Recovery and Prognosis
The outlook for flaccid dysarthria depends heavily on what caused it. When a nerve is compressed or temporarily deprived of blood flow but stays physically intact, full recovery is often expected once the underlying cause is removed. The nerve fibers themselves don’t need to regrow in this scenario.
When a nerve is actually severed or destroyed, recovery is slower and less certain. Damaged nerves regenerate at roughly 1 millimeter per day, or about an inch per month. But there is a window: if the nerve doesn’t reconnect with its target muscle within about 12 to 18 months after injury, the junction between nerve and muscle degenerates permanently, and further recovery becomes unlikely. Age, the specific nerve involved, and how quickly treatment begins all influence the outcome.
For progressive diseases like ALS, the dysarthria generally worsens over time as more nerve cells are lost. In myasthenia gravis, medical treatment of the underlying condition can substantially improve speech. Guillain-Barré syndrome often follows a recovery arc over weeks to months, with speech improving as the nerves heal.
Treatment and Management
Speech therapy is the primary treatment, though the specific approach matters. For hypernasality, a palatal lift prosthesis, a dental device that physically holds the soft palate up, has the strongest evidence of effectiveness. It works mechanically, bypassing the weak muscles entirely, and can make an immediate difference in how nasal speech sounds.
One area where the evidence is surprisingly thin is traditional strengthening exercises. Blowing, sucking, and using devices like straws, whistles, or candles to “exercise” the soft palate have not been supported by published research, despite their widespread use.

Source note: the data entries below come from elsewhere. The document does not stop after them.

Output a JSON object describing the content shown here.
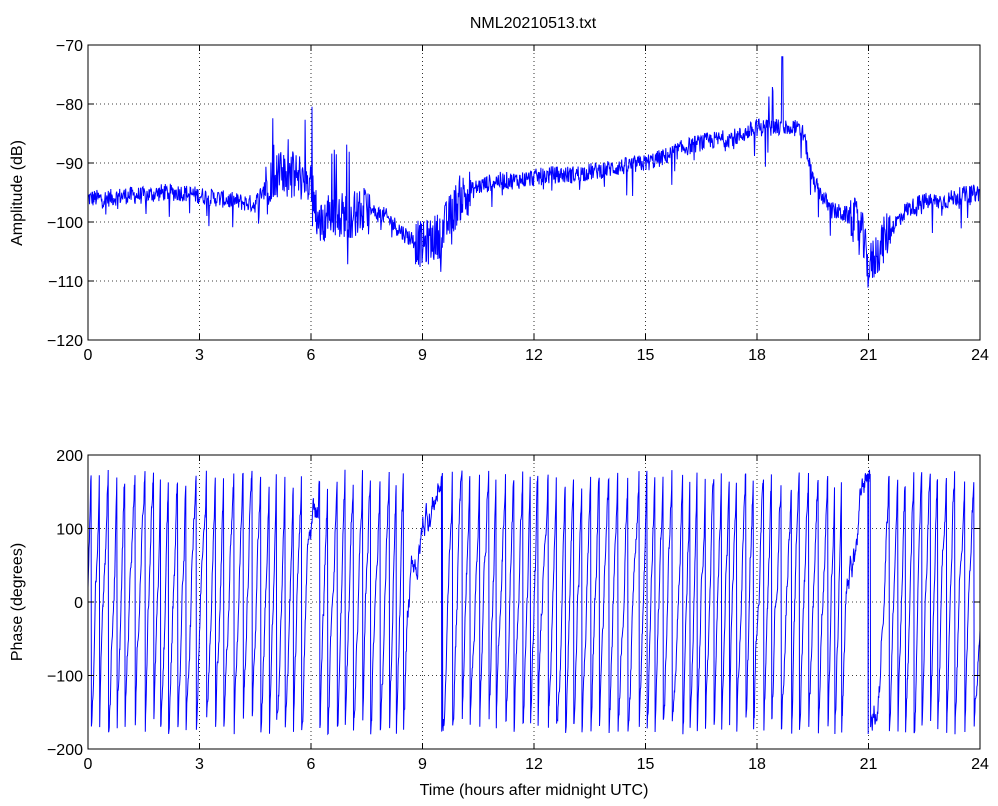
{
  "figure_title": "NML20210513.txt",
  "chart_data": [
    {
      "type": "line",
      "ylabel": "Amplitude (dB)",
      "xlabel": "",
      "xlim": [
        0,
        24
      ],
      "ylim": [
        -120,
        -70
      ],
      "xticks": [
        0,
        3,
        6,
        9,
        12,
        15,
        18,
        21,
        24
      ],
      "yticks": [
        -70,
        -80,
        -90,
        -100,
        -110,
        -120
      ],
      "ytick_labels": [
        "−70",
        "−80",
        "−90",
        "−100",
        "−110",
        "−120"
      ],
      "grid": "dotted",
      "series_color": "#0000ff",
      "x": [
        0,
        0.5,
        1,
        1.5,
        2,
        2.5,
        3,
        3.5,
        4,
        4.5,
        4.75,
        5,
        5.5,
        6,
        6.25,
        6.5,
        7,
        7.5,
        8,
        8.5,
        9,
        9.5,
        10,
        10.5,
        11,
        11.5,
        12,
        12.5,
        13,
        13.5,
        14,
        14.5,
        15,
        15.5,
        16,
        16.5,
        17,
        17.5,
        18,
        18.5,
        19,
        19.25,
        19.5,
        20,
        20.5,
        20.8,
        21,
        21.5,
        22,
        22.5,
        23,
        23.5,
        24
      ],
      "y": [
        -96,
        -96,
        -95.5,
        -95.5,
        -95,
        -95,
        -95.5,
        -96,
        -96.5,
        -97,
        -94,
        -92,
        -92,
        -93,
        -101,
        -98,
        -99,
        -98,
        -99,
        -102,
        -104,
        -102,
        -96,
        -94,
        -93,
        -93,
        -92.5,
        -92,
        -92,
        -91.5,
        -91,
        -90.5,
        -90,
        -89,
        -87.5,
        -86.5,
        -86,
        -85.5,
        -84,
        -84,
        -84,
        -85,
        -93,
        -98,
        -99,
        -101,
        -108,
        -102,
        -98,
        -96.5,
        -96.5,
        -95.5,
        -95
      ]
    },
    {
      "type": "line",
      "ylabel": "Phase (degrees)",
      "xlabel": "Time (hours after midnight UTC)",
      "xlim": [
        0,
        24
      ],
      "ylim": [
        -200,
        200
      ],
      "xticks": [
        0,
        3,
        6,
        9,
        12,
        15,
        18,
        21,
        24
      ],
      "yticks": [
        200,
        100,
        0,
        -100,
        -200
      ],
      "ytick_labels": [
        "200",
        "100",
        "0",
        "−100",
        "−200"
      ],
      "grid": "dotted",
      "series_color": "#0000ff",
      "phase_range": [
        -180,
        180
      ],
      "x": [
        0,
        24
      ],
      "y": [
        0,
        0
      ]
    }
  ]
}
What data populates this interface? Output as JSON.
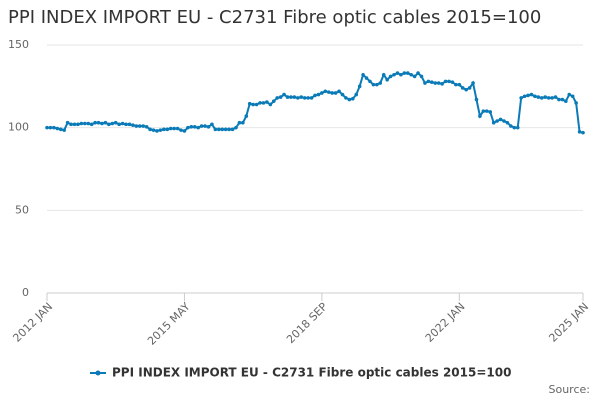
{
  "chart_data": {
    "type": "line",
    "title": "PPI INDEX IMPORT EU - C2731 Fibre optic cables 2015=100",
    "categories": [
      "2012 JAN",
      null,
      null,
      null,
      null,
      null,
      null,
      null,
      null,
      null,
      null,
      null,
      null,
      null,
      null,
      null,
      null,
      null,
      null,
      null,
      null,
      null,
      null,
      null,
      null,
      null,
      null,
      null,
      null,
      null,
      null,
      null,
      null,
      null,
      null,
      null,
      null,
      null,
      null,
      null,
      "2015 MAY",
      null,
      null,
      null,
      null,
      null,
      null,
      null,
      null,
      null,
      null,
      null,
      null,
      null,
      null,
      null,
      null,
      null,
      null,
      null,
      null,
      null,
      null,
      null,
      null,
      null,
      null,
      null,
      null,
      null,
      null,
      null,
      null,
      null,
      null,
      null,
      null,
      null,
      null,
      null,
      "2018 SEP",
      null,
      null,
      null,
      null,
      null,
      null,
      null,
      null,
      null,
      null,
      null,
      null,
      null,
      null,
      null,
      null,
      null,
      null,
      null,
      null,
      null,
      null,
      null,
      null,
      null,
      null,
      null,
      null,
      null,
      null,
      null,
      null,
      null,
      null,
      null,
      null,
      null,
      null,
      null,
      "2022 JAN",
      null,
      null,
      null,
      null,
      null,
      null,
      null,
      null,
      null,
      null,
      null,
      null,
      null,
      null,
      null,
      null,
      null,
      null,
      null,
      null,
      null,
      null,
      null,
      null,
      null,
      null,
      null,
      null,
      null,
      null,
      null,
      null,
      null,
      null,
      null,
      "2025 JAN"
    ],
    "series": [
      {
        "name": "PPI INDEX IMPORT EU - C2731 Fibre optic cables 2015=100",
        "color": "#0b7bb8",
        "values": [
          100,
          100,
          100,
          99.5,
          99,
          98.5,
          103,
          102,
          102,
          102,
          102.5,
          102.5,
          102.5,
          102,
          103,
          103,
          102.5,
          103,
          102,
          102.5,
          103,
          102,
          102.5,
          102,
          102,
          101.5,
          101,
          101,
          101,
          100.5,
          99,
          98.5,
          98,
          98.5,
          99,
          99,
          99.5,
          99.5,
          99.5,
          98.5,
          98,
          100,
          100.5,
          100.5,
          100,
          101,
          101,
          100.5,
          102,
          99,
          99,
          99,
          99,
          99,
          99,
          100,
          103,
          103,
          107,
          114.5,
          114,
          114,
          115,
          115,
          115.5,
          114,
          116,
          118,
          118.5,
          120,
          118.5,
          118.5,
          118.5,
          118,
          118.5,
          118,
          118,
          118,
          119.5,
          120,
          121,
          122,
          121.5,
          121,
          121,
          122,
          120,
          118,
          117,
          117.5,
          120,
          125,
          132,
          130,
          128,
          126,
          126,
          127,
          132,
          129,
          131,
          132,
          133,
          132,
          133,
          133,
          132,
          131,
          133,
          131,
          127,
          128,
          127.5,
          127,
          127,
          126.5,
          128,
          128,
          127.5,
          126,
          126,
          124,
          123,
          124,
          127,
          117,
          107,
          110,
          110,
          109.5,
          103,
          104,
          105,
          104,
          103,
          101,
          100,
          100,
          118,
          119,
          119.5,
          120,
          119,
          118.5,
          118,
          118.5,
          118,
          118,
          118.5,
          117,
          117,
          116,
          120,
          119,
          115,
          97.5,
          97
        ]
      }
    ],
    "ylim": [
      0,
      150
    ],
    "yticks": [
      0,
      50,
      100,
      150
    ],
    "grid": true,
    "source": "Source:"
  }
}
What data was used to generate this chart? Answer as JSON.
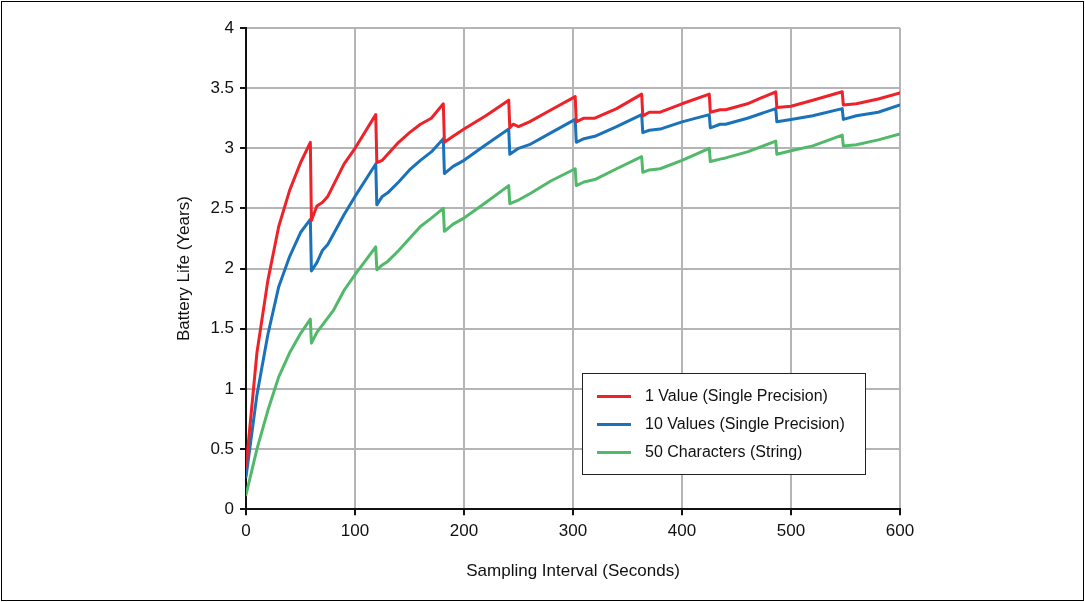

A systematic review by the Academy of Neurologic Communication Disorders and Sciences found no evidence that these techniques improve velopharyngeal function in dysarthria.
What does help is compensatory strategy training: learning to speak in shorter phrases, controlling breath support, slowing rate, and using amplification devices when volume is too low. For people whose speech becomes too difficult to understand, augmentative and alternative communication tools, ranging from simple alphabet boards to sophisticated computer-based systems, can maintain the ability to communicate. The specific combination of strategies depends on which muscles are affected and how severely.